Sitting now at a table with Valen and Deekin, and her hands wrapped around a tankard, she tried to shake her thoughts free of such things. It's not your fault she chose badly, or pretended to love Fenthick. Not your fault that the plague happened, or that she swapped sides and was hanged for it.
"Boss?"
She looked up guiltily into Deekin's black eyes. "Yes?"
"Boss be alright?"
She sighed. "No. I'm thinking…I'm thinking, how easy would it be to be her?"
Valen grunted. "You mean pretending to love the perfect man?"
"No, I don't mean that at all," she snapped. She made herself stop, made herself look across the table, and into his level blue eyes. "You know what I mean. I mean making one bad choice, then another, and then feeling as if nothing good could ever come of it."
"Yes," he said, softly. "I'm sorry, I didn't mean…"
"I know you didn't. I just…is it stupid to feel sorry for Fenthick as well? I mean, he was dragged into this whole mess because he thought Lord Nasher's wonderful paladin loved him."
"No," Valen murmured. "It's not stupid at all."
"Does faith do that?" Never one for explosive bursts of belief in all that might be holy, Jaiyan stared down into her ale. "She was a paladin of Tyr, for the gods' sake. And she fell, spectacularly."
"The higher they are," Valen muttered.
"What about the Seer, and her faith?"
"What about it?"
"Did you ever question it?"
"Always," he said, in that quiet, slow tone. "She knew I never quite believed in her visions. Oh, I believe that Eilistraee is real, along with the other gods. But why gift a mortal drow with visions? For what ends? Such visions and prophecies are so often double-pronged, and viciously so.
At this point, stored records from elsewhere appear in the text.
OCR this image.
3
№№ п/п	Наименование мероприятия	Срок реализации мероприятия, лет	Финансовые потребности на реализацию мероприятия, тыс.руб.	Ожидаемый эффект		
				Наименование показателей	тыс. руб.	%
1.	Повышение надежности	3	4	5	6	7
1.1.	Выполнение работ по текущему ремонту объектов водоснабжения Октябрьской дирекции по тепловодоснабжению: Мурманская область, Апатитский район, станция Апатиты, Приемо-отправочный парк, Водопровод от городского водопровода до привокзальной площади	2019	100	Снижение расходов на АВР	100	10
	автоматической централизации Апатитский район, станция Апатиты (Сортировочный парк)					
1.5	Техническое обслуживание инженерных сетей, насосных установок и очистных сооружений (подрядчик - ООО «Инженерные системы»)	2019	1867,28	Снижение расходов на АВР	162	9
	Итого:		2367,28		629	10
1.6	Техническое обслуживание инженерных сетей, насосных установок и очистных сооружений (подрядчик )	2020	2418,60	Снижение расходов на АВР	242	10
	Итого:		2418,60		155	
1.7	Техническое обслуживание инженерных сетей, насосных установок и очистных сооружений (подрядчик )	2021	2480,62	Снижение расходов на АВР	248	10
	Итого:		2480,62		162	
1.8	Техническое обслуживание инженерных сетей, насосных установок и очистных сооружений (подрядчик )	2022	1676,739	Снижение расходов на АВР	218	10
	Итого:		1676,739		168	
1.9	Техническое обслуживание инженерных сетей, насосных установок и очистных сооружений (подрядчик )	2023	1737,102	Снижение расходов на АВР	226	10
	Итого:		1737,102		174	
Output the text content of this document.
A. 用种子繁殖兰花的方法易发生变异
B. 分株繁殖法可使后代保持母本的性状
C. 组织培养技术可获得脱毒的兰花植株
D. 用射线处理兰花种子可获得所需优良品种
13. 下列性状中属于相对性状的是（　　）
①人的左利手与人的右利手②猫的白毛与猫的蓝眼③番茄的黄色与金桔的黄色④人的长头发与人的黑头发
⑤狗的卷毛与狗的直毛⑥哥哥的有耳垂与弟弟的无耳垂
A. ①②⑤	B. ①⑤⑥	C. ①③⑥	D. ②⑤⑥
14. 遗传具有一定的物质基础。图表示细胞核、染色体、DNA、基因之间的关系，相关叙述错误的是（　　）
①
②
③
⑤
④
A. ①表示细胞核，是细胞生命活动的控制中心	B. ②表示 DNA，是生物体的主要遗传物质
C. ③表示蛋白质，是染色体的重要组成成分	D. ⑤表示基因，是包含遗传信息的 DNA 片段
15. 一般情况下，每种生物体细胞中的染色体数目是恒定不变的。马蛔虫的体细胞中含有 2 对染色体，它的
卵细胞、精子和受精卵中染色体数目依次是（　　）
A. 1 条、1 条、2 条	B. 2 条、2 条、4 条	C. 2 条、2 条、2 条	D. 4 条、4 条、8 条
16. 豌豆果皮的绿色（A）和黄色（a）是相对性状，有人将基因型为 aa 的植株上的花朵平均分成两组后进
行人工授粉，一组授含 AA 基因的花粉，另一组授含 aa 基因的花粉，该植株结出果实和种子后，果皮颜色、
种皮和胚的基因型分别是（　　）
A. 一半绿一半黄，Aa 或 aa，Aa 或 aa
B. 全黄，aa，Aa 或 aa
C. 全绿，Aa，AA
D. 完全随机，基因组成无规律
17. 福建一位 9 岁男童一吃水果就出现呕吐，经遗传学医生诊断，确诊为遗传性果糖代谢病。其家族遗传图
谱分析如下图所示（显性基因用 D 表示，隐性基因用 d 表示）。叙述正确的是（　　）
I believed in her faith, and she knew I did not share it."
Looking at his face, at the serious tilt to his head, Jaiyan decided she could take no more. "Sounds like the relationship I had with Mischa in Hilltop."
Valen blinked. "What?"
"Well, she was training to be a paladin, and I was a silly farmgirl, about her age. We were…not similar. She was irritatingly pious, and utterly perfect. She was beautiful and kept her opinions to herself, and I…didn't. I often turned up for weapons practice hungover, and she would turn up pristine. Wild horses couldn't make her have half a glass of wine. We hated each other for a good five months before I sat her down and talked it all out with her." Jaiyan grinned. "We embarked on a 'respect-the-differences' campaign. I ignored her self-righteousness, and she ignored my temper. We got on surprisingly well after that."
Valen arched a scarlet eyebrow. "My relationship with the Seer never included self-righteousness or hangovers."
"You say that now."
"You look ridiculously impressed with yourself. Do you pride yourself on annoying pure-hearted paladins?"
She pouted at him. She knew he was trying to cheer her up, and she appreciated it. "Absolutely. And anyway, you can't talk. You're a tiefling. Any self-respecting paladin would surely dislike you on sight far more than me."
Valen laughed. "You have a point."
Deekin drummed his claws on the table. "Boss?"
"Yes, Deeks?"
"Deekin wouldn't mind being excluded at this point."
Jaiyan blinked. "Sorry?"
"This be swiftly turning into one of those situations," the kobold said severely. "Deekin wondering if Boss and Goat-man should just leave before Boss and Goat-man embarrass themselves."
Jaiyan squeezed his shoulder. "Sorry, Deeks."
"No problems, Boss." His hand caught hers. "Boss?"
"Yes, Deekin?"
"Ah…" He chewed at the inside of his mouth. "Boss not forget Deekin?"
She grabbed him and pulled him into a rough embrace. "Of course not." She stared into his narrow, reptilian face. "You didn't think that, did you?"
"Nope." The kobold extricated himself, and dodged her half-hearted attempt to trap him in another hug. "Boss definitely be embarrassing now."